Sequential Cytochrome c Oxidase/Succinate Dehydrogenase (COX/SDH) histochemistry

Sequential COX/SDH histochemistry was carried out as previously described 4. Quantification of COX deficiency was calculated as the proportion of COX‐deficient crypts by all the crypts counted on two sections.

Immunofluorescence

Quadruple immunofluorescence was performed as previously described 14. Details of the antibodies used may be found in the supplementary material, Table S4. The optical density of the fluorescent images was measured by ImageJ. Background correction and the method to determine the parameters (mean and standard deviation, SD) of the control population have been described formerly 14. The Z‐score of each respiratory chain subunit for the disease case was calculated and categorised based on the normal population. For NDUFB8, the level was classified as ‘negative’ (< −3 SD), ‘intermediate’ (−3 to −2 SD) or ‘positive’ (> −2 SD). For the non‐mtDNA encoded proteins COX4 and SDHA, the levels were categorised as ‘low’ (< −2 SD), ‘normal’ (−2 to 2 SD) or ‘high’ (> 2 SD).

Results

MtDNA mutation load in epithelial crypts compared with smooth muscle fibres

The load of the m.3243A>G mutation was lower in crypts laser‐microdissected from the mucosa compared with fibres from the smooth muscle in oesophagus (p < 0.0001, Mann–Whitney U‐test), stomach (p < 0.0001, unpaired t‐test), the small intestines (SI) (p < 0.05 for patient 1 and p < 0.0001 for patient 2, unpaired t‐test and Mann–Whitney U‐test respectively), and colon (p < 0.005, unpaired t‐test) (Figure 1B). In addition, our studies showed a markedly lower heteroplasmy in the mitotic epithelium than in the smooth muscle of colon from the patient with the m.8344A>G mutation (p < 0.0001, unpaired t‐test) (Figure 1B). The mutation load in the epithelium was notably variable, with no detectable mutation in some of the intestinal crypts and oesophageal epithelium. We did not observe any crypts with m.3243A>G higher than 86% or any oesophageal epithelium with m.3243A>G higher than 51%. The colonic epithelium also showed an upper threshold for m.8344A>G of approximately 80%. In most cases, the level in the mucosal epithelium was also lower than other post‐mitotic tissues such as skeletal and cardiac muscle, suggesting a loss of mutation overall (supplementary material, Table S2).

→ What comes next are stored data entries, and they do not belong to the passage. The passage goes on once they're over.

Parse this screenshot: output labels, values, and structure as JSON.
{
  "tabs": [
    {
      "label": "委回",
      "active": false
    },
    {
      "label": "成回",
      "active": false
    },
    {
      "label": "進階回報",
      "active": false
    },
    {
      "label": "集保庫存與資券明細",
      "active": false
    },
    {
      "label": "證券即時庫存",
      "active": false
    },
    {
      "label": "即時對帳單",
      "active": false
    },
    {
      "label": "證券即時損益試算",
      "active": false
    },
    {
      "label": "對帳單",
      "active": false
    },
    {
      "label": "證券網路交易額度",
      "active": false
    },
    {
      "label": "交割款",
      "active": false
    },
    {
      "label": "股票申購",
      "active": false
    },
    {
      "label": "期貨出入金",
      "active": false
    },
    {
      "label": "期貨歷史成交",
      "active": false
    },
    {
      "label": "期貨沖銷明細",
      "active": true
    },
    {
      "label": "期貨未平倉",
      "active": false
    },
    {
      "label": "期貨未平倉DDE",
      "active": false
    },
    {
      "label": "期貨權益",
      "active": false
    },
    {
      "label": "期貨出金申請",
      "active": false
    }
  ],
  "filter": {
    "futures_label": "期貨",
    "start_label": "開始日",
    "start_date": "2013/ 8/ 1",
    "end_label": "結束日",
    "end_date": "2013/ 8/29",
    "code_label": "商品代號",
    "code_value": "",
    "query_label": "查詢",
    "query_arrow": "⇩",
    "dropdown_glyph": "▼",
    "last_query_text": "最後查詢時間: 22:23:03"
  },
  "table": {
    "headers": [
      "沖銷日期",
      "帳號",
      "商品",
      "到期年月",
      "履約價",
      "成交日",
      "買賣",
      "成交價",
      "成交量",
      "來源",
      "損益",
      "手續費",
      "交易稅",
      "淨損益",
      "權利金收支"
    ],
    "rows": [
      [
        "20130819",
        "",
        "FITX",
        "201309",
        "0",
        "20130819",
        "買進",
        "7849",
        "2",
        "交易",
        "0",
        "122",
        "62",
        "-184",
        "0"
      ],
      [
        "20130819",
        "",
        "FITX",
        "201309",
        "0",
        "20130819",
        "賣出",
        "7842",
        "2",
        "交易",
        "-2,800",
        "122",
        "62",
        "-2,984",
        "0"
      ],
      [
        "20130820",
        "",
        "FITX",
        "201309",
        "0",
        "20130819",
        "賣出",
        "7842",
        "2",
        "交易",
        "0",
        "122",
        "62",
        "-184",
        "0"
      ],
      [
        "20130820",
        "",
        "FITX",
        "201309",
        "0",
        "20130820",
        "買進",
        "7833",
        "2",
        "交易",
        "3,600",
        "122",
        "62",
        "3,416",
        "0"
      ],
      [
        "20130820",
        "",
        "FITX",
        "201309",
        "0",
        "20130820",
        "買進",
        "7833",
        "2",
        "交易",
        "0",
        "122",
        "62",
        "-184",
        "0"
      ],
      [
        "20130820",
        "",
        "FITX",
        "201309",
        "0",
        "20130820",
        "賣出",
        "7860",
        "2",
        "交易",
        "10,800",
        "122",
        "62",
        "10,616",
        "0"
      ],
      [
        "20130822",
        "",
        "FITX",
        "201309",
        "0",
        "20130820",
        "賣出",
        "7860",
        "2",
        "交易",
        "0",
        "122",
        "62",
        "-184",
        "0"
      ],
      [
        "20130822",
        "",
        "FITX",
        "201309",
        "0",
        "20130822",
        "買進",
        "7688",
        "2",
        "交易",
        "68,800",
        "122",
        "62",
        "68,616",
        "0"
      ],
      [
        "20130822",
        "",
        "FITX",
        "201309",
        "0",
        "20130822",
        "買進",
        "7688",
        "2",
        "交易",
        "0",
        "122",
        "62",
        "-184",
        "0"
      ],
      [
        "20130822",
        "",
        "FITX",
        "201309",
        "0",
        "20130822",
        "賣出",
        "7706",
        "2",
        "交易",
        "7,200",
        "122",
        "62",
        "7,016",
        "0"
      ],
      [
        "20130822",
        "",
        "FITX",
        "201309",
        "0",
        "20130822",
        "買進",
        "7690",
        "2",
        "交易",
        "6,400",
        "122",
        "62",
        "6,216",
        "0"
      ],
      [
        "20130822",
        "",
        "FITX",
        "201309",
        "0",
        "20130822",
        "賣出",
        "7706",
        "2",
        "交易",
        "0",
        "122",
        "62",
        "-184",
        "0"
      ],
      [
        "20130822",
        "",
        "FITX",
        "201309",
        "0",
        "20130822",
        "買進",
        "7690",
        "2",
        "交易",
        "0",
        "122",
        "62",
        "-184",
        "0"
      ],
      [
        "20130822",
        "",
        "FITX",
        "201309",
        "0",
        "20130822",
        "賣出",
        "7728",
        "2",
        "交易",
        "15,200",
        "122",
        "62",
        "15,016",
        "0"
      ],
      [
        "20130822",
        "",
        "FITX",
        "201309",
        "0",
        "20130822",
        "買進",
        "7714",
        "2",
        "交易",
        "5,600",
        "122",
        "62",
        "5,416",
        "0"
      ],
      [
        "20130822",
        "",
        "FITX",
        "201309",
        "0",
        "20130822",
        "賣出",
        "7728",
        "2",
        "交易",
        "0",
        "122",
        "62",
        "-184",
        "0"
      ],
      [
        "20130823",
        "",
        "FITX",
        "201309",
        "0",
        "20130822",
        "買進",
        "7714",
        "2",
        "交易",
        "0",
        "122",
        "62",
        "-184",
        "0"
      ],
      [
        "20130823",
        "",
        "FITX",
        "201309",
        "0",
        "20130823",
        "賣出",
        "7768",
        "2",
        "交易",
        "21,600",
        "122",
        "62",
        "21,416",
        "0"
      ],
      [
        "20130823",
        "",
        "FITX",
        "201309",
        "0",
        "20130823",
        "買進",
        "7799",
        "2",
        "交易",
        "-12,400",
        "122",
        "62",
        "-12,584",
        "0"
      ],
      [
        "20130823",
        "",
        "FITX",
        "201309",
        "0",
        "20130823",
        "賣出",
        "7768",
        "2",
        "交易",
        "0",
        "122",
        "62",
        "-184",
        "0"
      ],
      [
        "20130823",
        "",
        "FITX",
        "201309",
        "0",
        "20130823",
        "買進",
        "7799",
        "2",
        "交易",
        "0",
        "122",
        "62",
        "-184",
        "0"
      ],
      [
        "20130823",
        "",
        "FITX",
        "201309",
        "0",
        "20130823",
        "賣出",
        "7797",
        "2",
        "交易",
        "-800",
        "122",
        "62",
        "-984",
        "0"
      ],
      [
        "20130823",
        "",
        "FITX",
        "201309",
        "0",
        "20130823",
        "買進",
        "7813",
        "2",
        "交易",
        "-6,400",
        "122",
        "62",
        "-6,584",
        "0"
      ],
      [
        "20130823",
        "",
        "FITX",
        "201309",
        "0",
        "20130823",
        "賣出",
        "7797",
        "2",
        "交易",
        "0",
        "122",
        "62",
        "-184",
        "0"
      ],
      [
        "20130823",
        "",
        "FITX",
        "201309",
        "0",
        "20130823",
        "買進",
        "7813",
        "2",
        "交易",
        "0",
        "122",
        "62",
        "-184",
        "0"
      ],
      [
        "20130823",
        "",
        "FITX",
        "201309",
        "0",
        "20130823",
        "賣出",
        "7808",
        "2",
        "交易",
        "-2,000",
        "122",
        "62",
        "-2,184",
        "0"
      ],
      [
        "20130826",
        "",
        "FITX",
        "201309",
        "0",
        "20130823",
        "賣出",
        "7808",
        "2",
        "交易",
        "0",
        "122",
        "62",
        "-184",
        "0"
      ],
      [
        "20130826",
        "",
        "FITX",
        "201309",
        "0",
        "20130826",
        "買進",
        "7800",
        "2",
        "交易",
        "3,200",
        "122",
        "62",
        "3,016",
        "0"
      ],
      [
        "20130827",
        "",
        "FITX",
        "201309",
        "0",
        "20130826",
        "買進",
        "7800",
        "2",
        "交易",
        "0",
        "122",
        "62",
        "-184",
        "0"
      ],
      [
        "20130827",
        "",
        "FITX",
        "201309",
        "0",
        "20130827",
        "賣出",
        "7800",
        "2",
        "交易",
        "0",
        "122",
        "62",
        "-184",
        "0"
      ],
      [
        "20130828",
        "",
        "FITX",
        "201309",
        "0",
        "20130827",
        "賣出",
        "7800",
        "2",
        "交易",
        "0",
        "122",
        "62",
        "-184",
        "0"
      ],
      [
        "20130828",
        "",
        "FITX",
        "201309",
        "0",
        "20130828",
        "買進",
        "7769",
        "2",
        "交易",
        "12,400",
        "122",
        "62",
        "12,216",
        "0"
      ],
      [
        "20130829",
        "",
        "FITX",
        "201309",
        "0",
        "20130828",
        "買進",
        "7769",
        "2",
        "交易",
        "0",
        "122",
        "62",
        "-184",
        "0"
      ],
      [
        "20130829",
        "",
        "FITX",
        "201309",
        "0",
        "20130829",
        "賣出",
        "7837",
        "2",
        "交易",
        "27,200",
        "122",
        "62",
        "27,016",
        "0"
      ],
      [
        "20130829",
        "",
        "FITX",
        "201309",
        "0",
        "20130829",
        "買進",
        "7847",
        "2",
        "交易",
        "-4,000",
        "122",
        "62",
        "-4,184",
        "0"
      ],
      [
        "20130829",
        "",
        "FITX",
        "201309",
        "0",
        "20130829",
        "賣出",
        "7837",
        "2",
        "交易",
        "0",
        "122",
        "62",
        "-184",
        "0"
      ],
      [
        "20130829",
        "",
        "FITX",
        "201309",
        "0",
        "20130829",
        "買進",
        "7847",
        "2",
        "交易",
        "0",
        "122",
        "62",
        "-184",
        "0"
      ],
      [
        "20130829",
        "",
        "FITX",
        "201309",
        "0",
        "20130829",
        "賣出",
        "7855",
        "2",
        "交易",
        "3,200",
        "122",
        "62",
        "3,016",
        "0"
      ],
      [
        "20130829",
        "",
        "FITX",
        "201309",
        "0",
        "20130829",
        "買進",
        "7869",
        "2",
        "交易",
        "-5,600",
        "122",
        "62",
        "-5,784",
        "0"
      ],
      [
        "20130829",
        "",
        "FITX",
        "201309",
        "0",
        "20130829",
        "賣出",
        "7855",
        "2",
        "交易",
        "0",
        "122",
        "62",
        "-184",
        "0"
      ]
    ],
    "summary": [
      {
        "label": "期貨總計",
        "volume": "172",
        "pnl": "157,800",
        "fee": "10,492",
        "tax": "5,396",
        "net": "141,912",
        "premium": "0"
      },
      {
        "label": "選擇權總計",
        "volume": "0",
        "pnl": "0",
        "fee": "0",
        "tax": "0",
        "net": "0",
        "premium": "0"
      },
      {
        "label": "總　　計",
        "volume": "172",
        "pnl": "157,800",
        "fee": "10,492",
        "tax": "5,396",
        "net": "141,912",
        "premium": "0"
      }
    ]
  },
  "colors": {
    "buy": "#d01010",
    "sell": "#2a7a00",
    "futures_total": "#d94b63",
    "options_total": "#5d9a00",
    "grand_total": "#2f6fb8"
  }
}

Enzyme activity and protein level of OXPHOS complexes

The m.3243A>G mutation in the tRNA^Leu(UUR) gene impairs mitochondrial protein synthesis, causing defects in single or multiple respiratory chain complexes, including complex I and complex IV (COX) enzyme activity 15. We hypothesised that if the inherited pathogenic mutation was lost in the epithelium, this would alleviate the mitochondrial biochemical defect within the tissue 15. Sequential COX/SDH histochemistry showed very little COX activity in the post‐mitotic smooth muscle of all three regions of the gastrointestinal tract. However, COX activity was largely preserved in the epithelial cells (Figure 2). We detected no COX deficiency in the oesophagus and SI of patient 2, and only 1.25% COX deficiency in the SI epithelium of patient 1, 2.67% in the stomach epithelium of patient 2, and 2.59% in the large intestinal epithelium of patient 3.

PATH-5156-FIG-0002-c — Deficient COX activity in post‐mitotic smooth muscle but normal COX activity in mitotic epithelium of the alimentary canal in patients with inherited m.3243A>G. The left panel shows the COX‐normal epithelium that is labelled brown in the SI of patient 1, and the oesophagus, the stomach, and the SI of patient 2, while the right panel manifests the blue COX‐deficient muscle fibres in these tissues. The control panel shows the COX‐normal epithelium (black arrow) and smooth muscle from a normal individual who also has crypts with defective COX activity (red arrow), due to accumulated somatic mtDNA mutations during ageing. Scale bar = 50 μm.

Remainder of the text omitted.